Edward Barnes Leisenring Jr. (pronounced LYES-en-ring) (January 25, 1926 – March 2, 2011) was president of the Westmoreland Coal Company from 1961 to 1988 and chairman of the board from 1988 to 1998.

==Early life and education==
Leisenring was born on January 25, 1926, to Edward Barnes Leisenring Sr. in Bryn Mawr, Pennsylvania. He was a graduate of the Hotchkiss School in Lakeville, Connecticut, and Yale University in 1944. In 1951, he married Julia du Pont Bissell and they had three children: Erica B. Leisenring, Edward W. Leisenring and John Leisenring.

==Career==
Leisenring was president of Westmoreland Coal Company, the oldest coal company in America, from 1961 to 1988 and chairman for another 10 years. Incorporated in 1854, Westmoreland traces its roots to a company founded in 1835 by Mr. Leisenring's great-grandfather John Leisenring Jr.

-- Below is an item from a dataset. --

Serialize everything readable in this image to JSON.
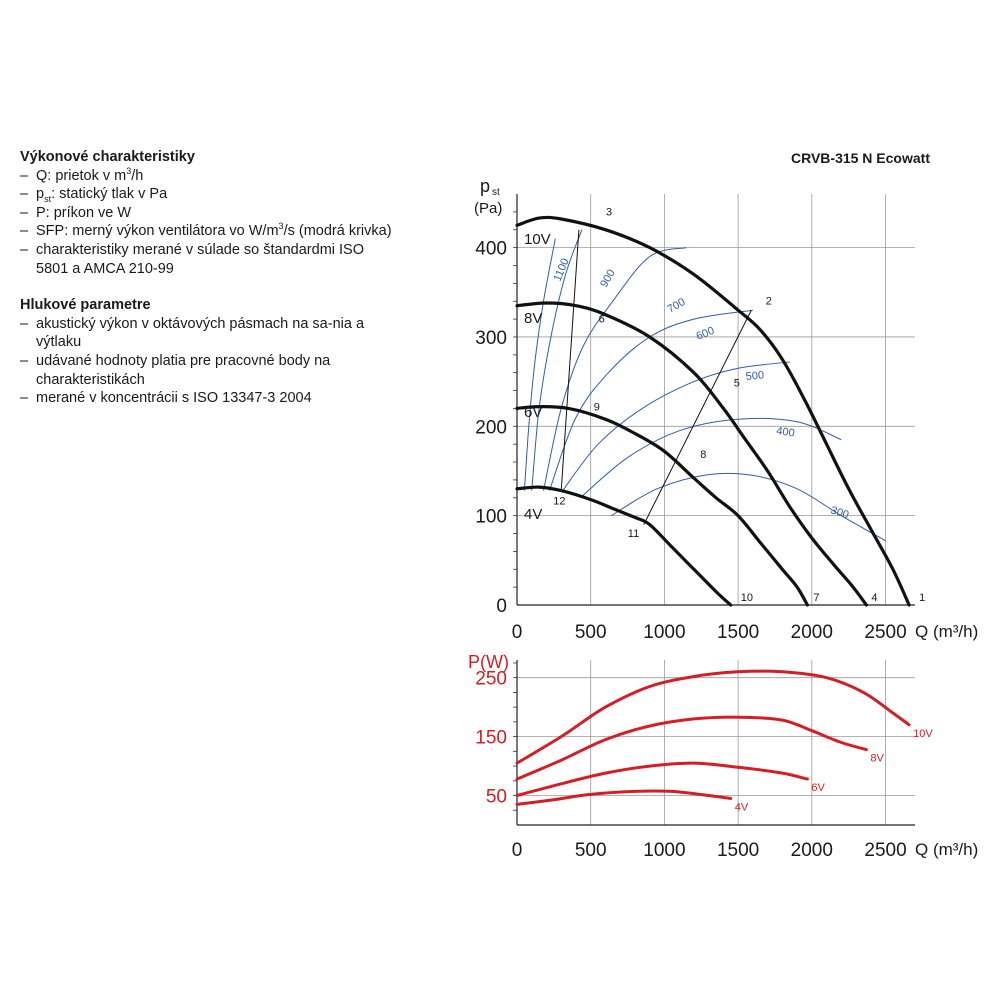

In 1978, as chairman of the Bituminous Coal Operators Association, Leisenring ignored pleas from President Jimmy Carter to settle quickly, while leading industry negotiators during a bitter 111-day mine workers’ strike. Ultimately he helped win a settlement that gave miners a 37% pay increase over the next 3 years but failed to address the critical issue of wildcat strikes.

Leisenring was the longest-serving director of Norfolk Southern Railway, serving on its board from 1961 to 1998. He was a director of Fidelity Bank from 1960 to 1996 and of SKF industries from 1966 to 1996. He served as vice chair of the Eisenhower Fellowships and the Philadelphia Contributionship. He served on the board of the Lankenau Hospital and Foundation for over 50 years.

==Death==
He died of heart failure on March 2, 2011, at his winter home in Aiken, South Carolina.